What! You must be crazy! An app with tens of thousands - and eventually hundreds of thousands - of images and keywords - run with no database at all? Yup. That’s what I’m telling you. File system only, baby. And here’s how I did it.

First - I ditched the idea that just because I need JSON, meant that I had to store the data as JSON. I looked at everything: Protocol Buffers, FlatBuffers, MessagePack, and a couple of others. But frankly the documentation for that most of stuff in Javascript was pretty terrible, and the main thing I took away from researching all of this was that BINARY was key. Put your stuff into Binary and you’re way better off. Ok. I chose CBOR for my binary format, just because it was super easy to deal with, documentation was excellent, and I could easily encode that data into CBOR via Node.js, then decode it client side, no problema. But that was just the first step to database-free bliss.

The 2nd piece was something I didn’t read about in any of the above resources - and shrunk my binary file sizes by more than 50% - in some cases much more. I used an awesome, uber simple string compression library, to compress the strings before encoding to CBOR. I even convert arrays to strings before saving.

Then it was just a matter of developing a rational system for placing my art files, as well as keyword files, into folders, and creating an index file for each folder - and I was ready to serve up both images and pre-cached keyword searches, all from the file system. And an added benefit - is that all of the artwork files, search terms, and indexes - get cached by your browser - so that unless I update the files, the user doesn’t have to request that data again. This kind of codeless cache management it certainly bliss to this programmer, as managing all of that programatically it just 1 more headache I don’t need.

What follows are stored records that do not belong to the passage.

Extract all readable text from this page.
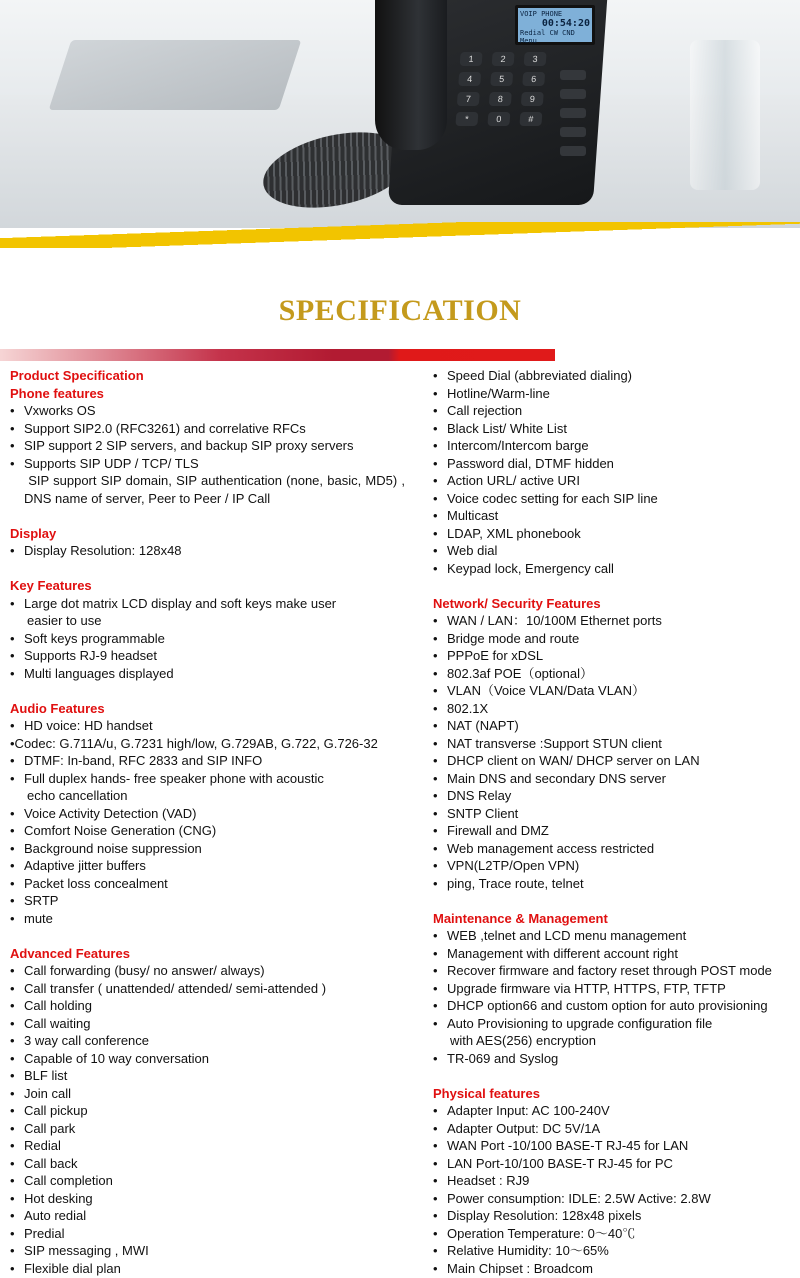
VOIP PHONE
00:54:20
Redial CW CND Menu
1	2	3
4	5	6
7	8	9
*	0	#
SPECIFICATION
Product Specification
Phone features
• Vxworks OS
• Support SIP2.0 (RFC3261) and correlative RFCs
• SIP support 2 SIP servers, and backup SIP proxy servers
• Supports SIP UDP / TCP/ TLS
• SIP support SIP domain, SIP authentication (none, basic, MD5) , DNS name of server, Peer to Peer / IP Call
Display
• Display Resolution: 128x48
Key Features
• Large dot matrix LCD display and soft keys make user
easier to use
• Soft keys programmable
• Supports RJ-9 headset
• Multi languages displayed
Audio Features
• HD voice: HD handset
•Codec: G.711A/u, G.7231 high/low, G.729AB, G.722, G.726-32
• DTMF: In-band, RFC 2833 and SIP INFO
• Full duplex hands- free speaker phone with acoustic
echo cancellation
• Voice Activity Detection (VAD)
• Comfort Noise Generation (CNG)
• Background noise suppression
• Adaptive jitter buffers
• Packet loss concealment
• SRTP
• mute
Advanced Features
• Call forwarding (busy/ no answer/ always)
• Call transfer ( unattended/ attended/ semi-attended )
• Call holding
• Call waiting
• 3 way call conference
• Capable of 10 way conversation
• BLF list
• Join call
• Call pickup
• Call park
• Redial
• Call back
• Call completion
• Hot desking
• Auto redial
• Predial
• SIP messaging , MWI
• Flexible dial plan
• Speed Dial (abbreviated dialing)
• Hotline/Warm-line
• Call rejection
• Black List/ White List
• Intercom/Intercom barge
• Password dial, DTMF hidden
• Action URL/ active URI
• Voice codec setting for each SIP line
• Multicast
• LDAP, XML phonebook
• Web dial
• Keypad lock, Emergency call
Network/ Security Features
• WAN / LAN：10/100M Ethernet ports
• Bridge mode and route
• PPPoE for xDSL
• 802.3af POE（optional）
• VLAN（Voice VLAN/Data VLAN）
• 802.1X
• NAT (NAPT)
• NAT transverse :Support STUN client
• DHCP client on WAN/ DHCP server on LAN
• Main DNS and secondary DNS server
• DNS Relay
• SNTP Client
• Firewall and DMZ
• Web management access restricted
• VPN(L2TP/Open VPN)
• ping, Trace route, telnet
Maintenance & Management
• WEB ,telnet and LCD menu management
• Management with different account right
• Recover firmware and factory reset through POST mode
• Upgrade firmware via HTTP, HTTPS, FTP, TFTP
• DHCP option66 and custom option for auto provisioning
• Auto Provisioning to upgrade configuration file
with AES(256) encryption
• TR-069 and Syslog
Physical features
• Adapter Input: AC 100-240V
• Adapter Output: DC 5V/1A
• WAN Port -10/100 BASE-T RJ-45 for LAN
• LAN Port-10/100 BASE-T RJ-45 for PC
• Headset : RJ9
• Power consumption: IDLE: 2.5W Active: 2.8W
• Display Resolution: 128x48 pixels
• Operation Temperature: 0～40℃
• Relative Humidity: 10～65%
• Main Chipset : Broadcom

Now you may be asking “ok but how the heck do you generate all this crap!” Simple, with Node.js. With 2 database systems on my end: the gorgeous and magical RethinkDB on my local machine, as well as good ole Node Dirty for temporary operations. So RethinkDB houses all of our stuff - and is used to regenerate our keyword and related keyword definitions, which do have to be re-done whenever you add artwork. I realize that isn’t the best system - but there isn’t really any way around that if you want to use a database free system.

That part could easily be done each night by chron job.

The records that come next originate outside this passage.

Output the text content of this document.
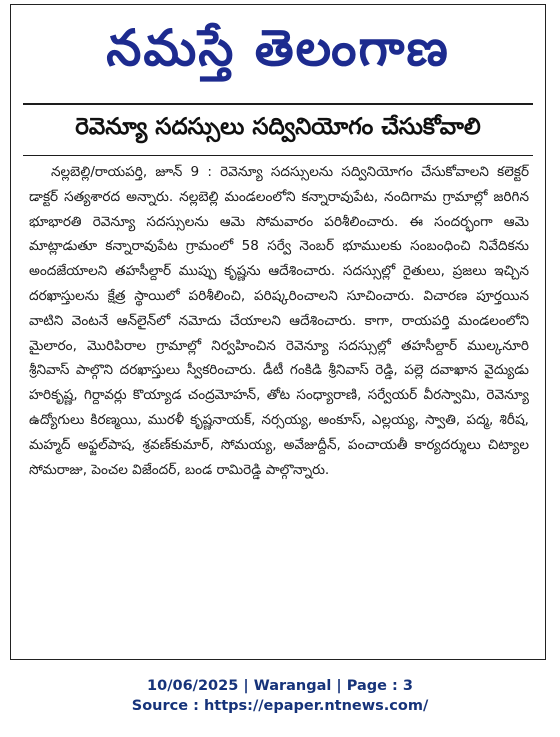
నమస్తే తెలంగాణ
రెవెన్యూ సదస్సులు సద్వినియోగం చేసుకోవాలి

నల్లబెల్లి/రాయపర్తి, జూన్ 9 : రెవెన్యూ సదస్సులను సద్వినియోగం చేసుకోవాలని కలెక్టర్ డాక్టర్ సత్యశారద అన్నారు. నల్లబెల్లి మండలంలోని కన్నారావుపేట, నందిగామ గ్రామాల్లో జరిగిన భూభారతి రెవెన్యూ సదస్సులను ఆమె సోమవారం పరిశీలించారు. ఈ సందర్భంగా ఆమె మాట్లాడుతూ కన్నారావుపేట గ్రామంలో 58 సర్వే నెంబర్ భూములకు సంబంధించి నివేదికను అందజేయాలని తహసీల్దార్ ముప్పు కృష్ణను ఆదేశించారు. సదస్సుల్లో రైతులు, ప్రజలు ఇచ్చిన దరఖాస్తులను క్షేత్ర స్థాయిలో పరిశీలించి, పరిష్కరించాలని సూచించారు. విచారణ పూర్తయిన వాటిని వెంటనే ఆన్‌లైన్‌లో నమోదు చేయాలని ఆదేశించారు. కాగా, రాయపర్తి మండలంలోని మైలారం, మొరిపిరాల గ్రామాల్లో నిర్వహించిన రెవెన్యూ సదస్సుల్లో తహసీల్దార్ ముల్కనూరి శ్రీనివాస్ పాల్గొని దరఖాస్తులు స్వీకరించారు. డీటీ గంకిడి శ్రీనివాస్ రెడ్డి, పల్లె దవాఖాన వైద్యుడు హరికృష్ణ, గిర్దావర్లు కొయ్యాడ చంద్రమోహన్, తోట సంధ్యారాణి, సర్వేయర్ వీరస్వామి, రెవెన్యూ ఉద్యోగులు కిరణ్మయి, మురళీ కృష్ణనాయక్, నర్సయ్య, అంకూస్, ఎల్లయ్య, స్వాతి, పద్మ, శిరీష, మహ్మద్ అఫ్జల్‌పాష, శ్రవణ్‌కుమార్, సోమయ్య, అవేజుద్దీన్, పంచాయతీ కార్యదర్శులు చిట్యాల సోమరాజు, పెంచల విజేందర్, బండ రామిరెడ్డి పాల్గొన్నారు.

10/06/2025 | Warangal | Page : 3
Source : https://epaper.ntnews.com/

As for getting related keywords for the images - I developed a few scripts in Node.js to query word api services that return beautiful lists of synonyms, antonyms, and even categories for each term entered. I then match that up with terms that actually exist in our DB, so the user isn’t offered a word that we don’t actually have artwork for.

While I don’t want to give away all of my secret sauce here - I can say that the art, keywords and related keywords are loading faster than I ever imagined, and I like to think that users will notice the difference.